Font size is a common concern with designers. If a font size is too small or too large then the text becomes difficult to read at length. Studies show that common web fonts are read noticeably slower when it is less than 10 point. 12-14 point is considered optimal for most adults, although older people prefer larger font sizes. Sans serif fonts are generally preferred to serif, however there is little evidence to suggest that they effected reading times. An important factor to consider when selecting a font, however, is that the actual text size may differ with fonts of the same point size. The way the font is viewed may also vary depending on user settings, screen resolution and browsers types.
Line length is also an important factor on how quickly users can read text. This is based on the capabilities of the human eye which, at typical reading distance, only has a visual field of a few inches. Reading long lines of text which exceed this distance requires more eye movement and can become tiresome. An investigation by Bernard et al. (2000) concluded that longer line lengths should not be used for web pages, especially those with large bodies of text. Shorter line lengths (around 11 words) are favoured over full-screen lines, as users are more likely to loose their place in the text when reading longer lines. However, very short line lengths are discouraged, as they require the user to scroll down the page. The study concluded that for adults, a typical line should consist of around 65 to 75 characters per line (CPL), whereas children favoured shorter lines (around 45 CPL).

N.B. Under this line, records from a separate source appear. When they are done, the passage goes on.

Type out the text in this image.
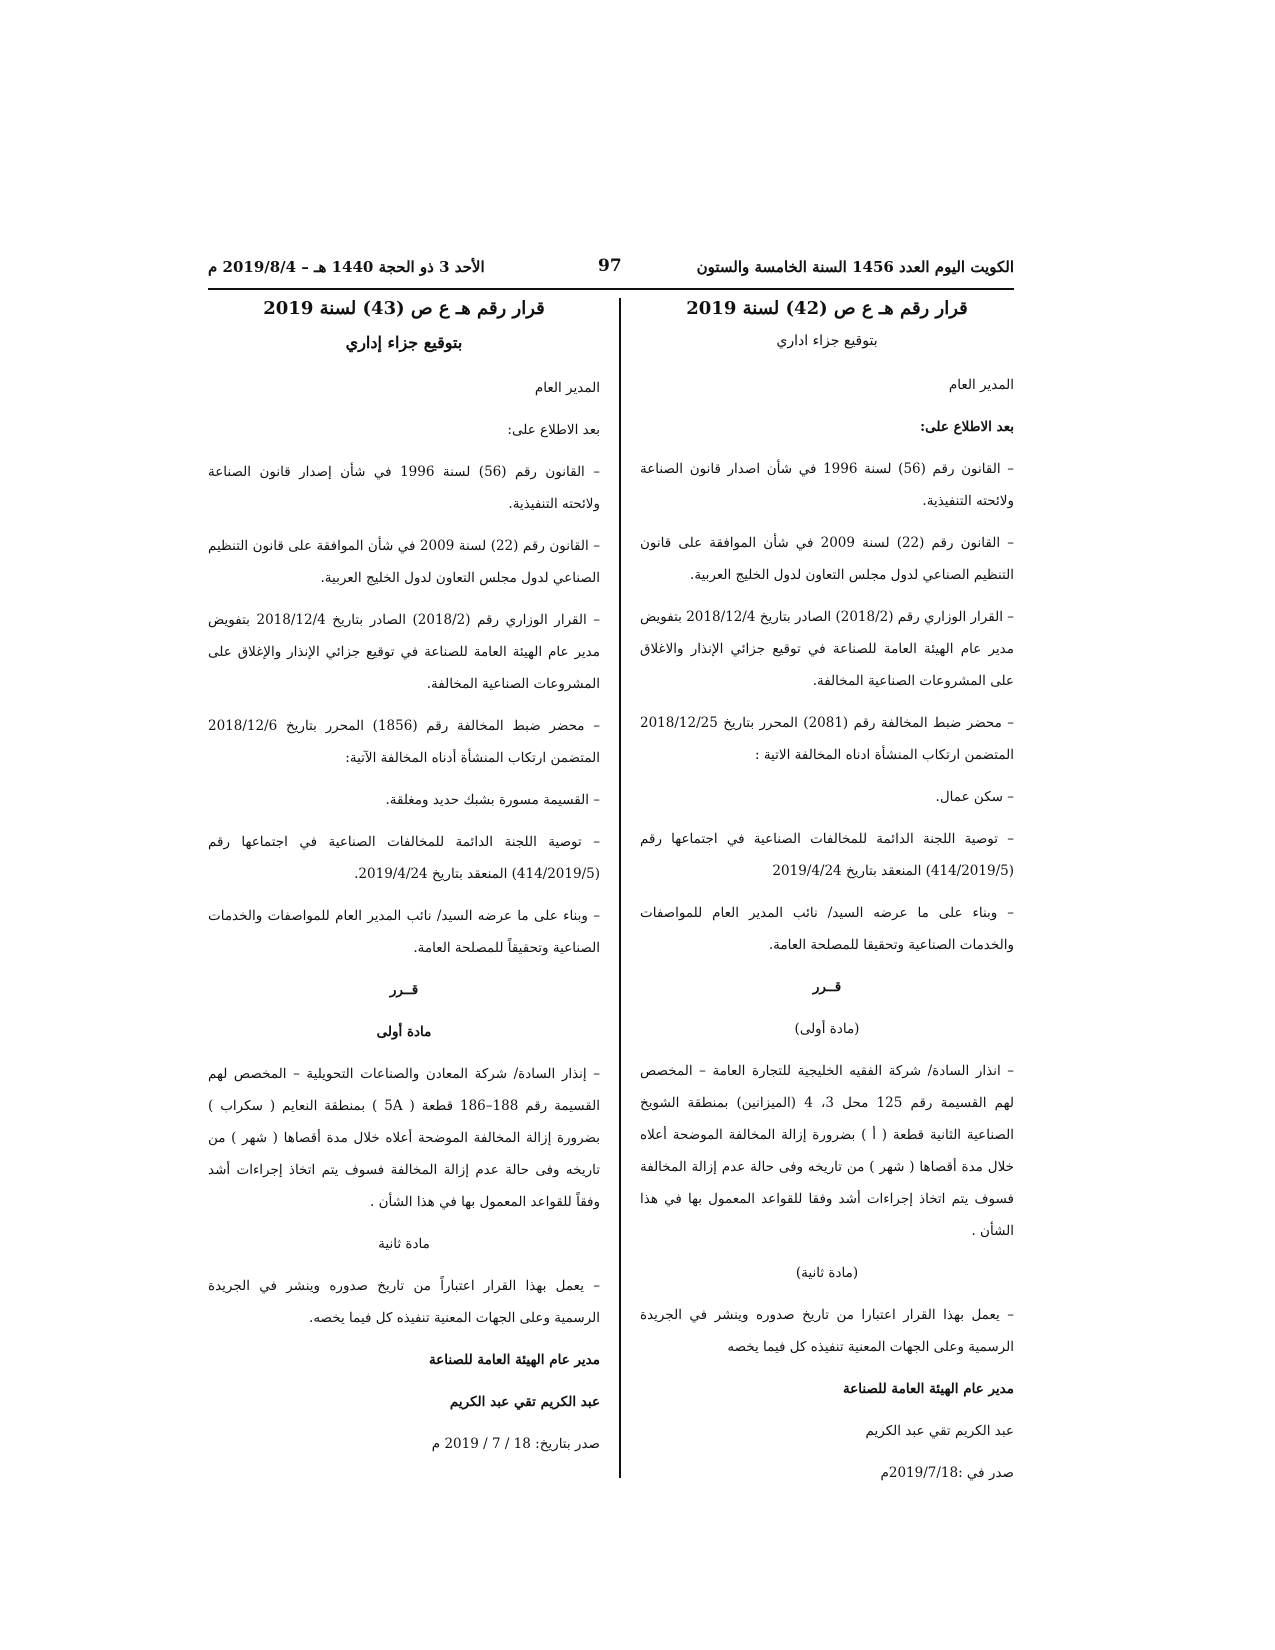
الكويت اليوم العدد 1456 السنة الخامسة والستون
97
الأحد 3 ذو الحجة 1440 هـ – 2019/8/4 م
قرار رقم هـ ع ص (42) لسنة 2019
بتوقيع جزاء اداري

المدير العام

بعد الاطلاع على:

– القانون رقم (56) لسنة 1996 في شأن اصدار قانون الصناعة ولائحته التنفيذية.

– القانون رقم (22) لسنة 2009 في شأن الموافقة على قانون التنظيم الصناعي لدول مجلس التعاون لدول الخليج العربية.

– القرار الوزاري رقم (2018/2) الصادر بتاريخ 2018/12/4 بتفويض مدير عام الهيئة العامة للصناعة في توقيع جزائي الإنذار والاغلاق على المشروعات الصناعية المخالفة.

– محضر ضبط المخالفة رقم (2081) المحرر بتاريخ 2018/12/25 المتضمن ارتكاب المنشأة ادناه المخالفة الاتية :

– سكن عمال.

– توصية اللجنة الدائمة للمخالفات الصناعية في اجتماعها رقم (414/2019/5) المنعقد بتاريخ 2019/4/24

– وبناء على ما عرضه السيد/ نائب المدير العام للمواصفات والخدمات الصناعية وتحقيقا للمصلحة العامة.

قــرر

(مادة أولى)

– انذار السادة/ شركة الفقيه الخليجية للتجارة العامة – المخصص لهم القسيمة رقم 125 محل 3، 4 (الميزانين) بمنطقة الشويخ الصناعية الثانية قطعة ( أ ) بضرورة إزالة المخالفة الموضحة أعلاه خلال مدة أقصاها ( شهر ) من تاريخه وفى حالة عدم إزالة المخالفة فسوف يتم اتخاذ إجراءات أشد وفقا للقواعد المعمول بها في هذا الشأن .

(مادة ثانية)

– يعمل بهذا القرار اعتبارا من تاريخ صدوره وينشر في الجريدة الرسمية وعلى الجهات المعنية تنفيذه كل فيما يخصه

مدير عام الهيئة العامة للصناعة

عبد الكريم تقي عبد الكريم

صدر في :2019/7/18م

قرار رقم هـ ع ص (43) لسنة 2019
بتوقيع جزاء إداري

المدير العام

بعد الاطلاع على:

– القانون رقم (56) لسنة 1996 في شأن إصدار قانون الصناعة ولائحته التنفيذية.

– القانون رقم (22) لسنة 2009 في شأن الموافقة على قانون التنظيم الصناعي لدول مجلس التعاون لدول الخليج العربية.

– القرار الوزاري رقم (2018/2) الصادر بتاريخ 2018/12/4 بتفويض مدير عام الهيئة العامة للصناعة في توقيع جزائي الإنذار والإغلاق على المشروعات الصناعية المخالفة.

– محضر ضبط المخالفة رقم (1856) المحرر بتاريخ 2018/12/6 المتضمن ارتكاب المنشأة أدناه المخالفة الآتية:

– القسيمة مسورة بشبك حديد ومغلقة.

– توصية اللجنة الدائمة للمخالفات الصناعية في اجتماعها رقم (414/2019/5) المنعقد بتاريخ 2019/4/24.

– وبناء على ما عرضه السيد/ نائب المدير العام للمواصفات والخدمات الصناعية وتحقيقاً للمصلحة العامة.

قــرر

مادة أولى

– إنذار السادة/ شركة المعادن والصناعات التحويلية – المخصص لهم القسيمة رقم 188–186 قطعة ( 5A ) بمنطقة النعايم ( سكراب ) بضرورة إزالة المخالفة الموضحة أعلاه خلال مدة أقصاها ( شهر ) من تاريخه وفى حالة عدم إزالة المخالفة فسوف يتم اتخاذ إجراءات أشد وفقاً للقواعد المعمول بها في هذا الشأن .

مادة ثانية

– يعمل بهذا القرار اعتباراً من تاريخ صدوره وينشر في الجريدة الرسمية وعلى الجهات المعنية تنفيذه كل فيما يخصه.

مدير عام الهيئة العامة للصناعة

عبد الكريم تقي عبد الكريم

صدر بتاريخ: 18 / 7 / 2019 م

It is a popular opinion of graphic designers that open-space (referred to as ‘white-space’, though not necessarily white) not only contributes to the attractiveness of a design, but provides additional functionality. Areas of white space can be used to organise areas on a page by drawing attention to easily identifiable regions. Important areas can be made to stand out if unnecessary visual elements are reduced to a minimum and information is suitably structured. The use of white space can eliminate the need for artificial barriers such as boxes or bars. White space is useful for, “directing the viewer’s attention to the regions where important information is provided and allowing the global structure of the composition to assume a meaningful configuration”.
A major concern with the usability of web pages is the appropriate contrast between the text and the background colours. This is especially relevant to users who are colour deficit, or “colour blind”. Around 8% of males are believed to be colour blind (myself being one of them). The condition is much less common with females, with around 0.5%. Research shows that in general dark text on a light background results in more accurate reading (Bauer and Covonius, 1980) and that black text on a white background is the best combination.
Researchers agree that black and white produce the most effective contrast for reading, but realise that this is not always suitable for commercial web pages where aesthetics and human psychology play a larger role. Still, darker colours against light backgrounds produce high contrast. People were more likely to find information quickly when the background was plain, rather than textured, although this is not so significant when there is sufficient contrast between text and background.